Pensaba que otras mujeres en la corte, ilustres y engalanadas, –«menos bonitas
que tú», le decía el reflejo de la fuente, – podían ver casi a todas horas al
apuesto príncipe de luminoso rostro; cómo se acercaba a ellas, cómo les hablaba,
cómo les sonreía; sin duda en poco tiempo, alguna gloriosa joven, venida desde
Trébizonde en un palanquín llevado por un elefante blanco de trompa dorada, se
esposaría con el hijo del Rey. Sin embargo ella, la mendiga del camino sin
transeúntes, continuaría viviendo, – puesto que es vivir como morir un poco
todos los días – en esa soledad, en esa miseria, lejos de aquél al que amaba tan
tiernamente; ¡no lo volvería a ver nunca, nunca! La noche de las bodas reales,
se acostaría en su árbol, sobre una rama, no lejos de las ardillas; y, mientras
los esposos de besaban por amor, ella mordería de rabia la dura corteza del
roble. ¿De rabia? no. Con tanto dolor no tendría cólera; su mayor pena era
pensar que el hijo del Rey tal vez no fuese amado por la princesa de Trebizonde
tanto como lo era por ella, la pobre muchacha.
III
Un día que
nevaba, decidió no sufrir más. No tenía fuerzas para soportar tantos tormentos.

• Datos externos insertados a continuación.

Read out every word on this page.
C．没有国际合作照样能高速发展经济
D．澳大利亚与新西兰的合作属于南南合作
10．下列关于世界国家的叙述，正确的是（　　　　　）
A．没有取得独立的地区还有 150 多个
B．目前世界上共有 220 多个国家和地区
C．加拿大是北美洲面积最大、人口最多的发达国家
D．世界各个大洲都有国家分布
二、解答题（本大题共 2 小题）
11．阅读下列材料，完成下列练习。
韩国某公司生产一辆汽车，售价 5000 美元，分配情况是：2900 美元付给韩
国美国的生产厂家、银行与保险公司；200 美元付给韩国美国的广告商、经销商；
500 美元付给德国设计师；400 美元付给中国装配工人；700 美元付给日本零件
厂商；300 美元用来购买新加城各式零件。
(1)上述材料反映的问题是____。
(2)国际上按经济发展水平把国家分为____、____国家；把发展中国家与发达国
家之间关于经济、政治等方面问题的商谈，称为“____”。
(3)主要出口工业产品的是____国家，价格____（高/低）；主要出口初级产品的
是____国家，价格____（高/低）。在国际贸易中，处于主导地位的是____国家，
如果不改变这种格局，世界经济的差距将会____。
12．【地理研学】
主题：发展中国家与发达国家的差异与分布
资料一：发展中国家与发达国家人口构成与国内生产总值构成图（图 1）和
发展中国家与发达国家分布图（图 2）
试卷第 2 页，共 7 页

Se arrojaría al lago que estaba en medio del bosque; apenas sentiría el frío del
agua, estando acostumbrada al frío del aire. Tiritando, se puso en camino
marchando tan rápido como podía. Era una mañana gris, bajo la pesadez de los
copos. Entre la tristeza del suelo blanco, los árboles deshojados, los arbustos
que se erizan y las sombras lejanas, nada lucía más que sus cabellos de oro; se
hubiese dicho un poco de sol que allí hubiese quedado. Caminaba siempre aprisa.
Cuando llegó a orillas del lago, sus harapos parecían un vestido de novia a
causa de la nieve.
–¡Adiós!– dijo.
¿Adiós? Sí, solo a él.
E iba a dejarse caer en el agua cuando el hada, vestida de muselina dorada,
salió de entre las ramas de un espino.
–Jocelyne, –dijo – ¿por qué quieres morir?
–¿Acaso no sabéis, cruel hada, lo desdichada que soy? La muerte más espantosa me
resultará más dulce que la vida.
El hada no pudo evitar que se le escapase una risilla.
– Antes de ahogarte, deberías al menos romper tu hucha.
– ¿De qué me serviría?. Siendo pobre como soy, no he metido nada en su interior.
– Rómpela de todos modos –dijo el hada.
Jocelyne no se atrevió a desobedecer, y, extrayendo debajo de sus harapos el
inútil regalo, lo rompió contra una piedra.
Entonces, mientras el bosque invernal se transformaba en un magnífico palacio de
pórfido con techos de azur y estrellas de oro, el apuesto hijo del Rey salió de
la hucha hecha añicos, tomó a la mendiga entre sus brazos, la besó en los
cabellos, en la frente, en los labios, ¡cien veces! Al mismo tiempo le pidió si
quería aceptarlo por esposo. Y Jocelyne lloraba de alegría, todavía lloraba. La
hucha mágica le devolvía, como le había devuelto el beso, las lágrimas de
tristeza centuplicadas pero convertidas en lágrimas de felicidad.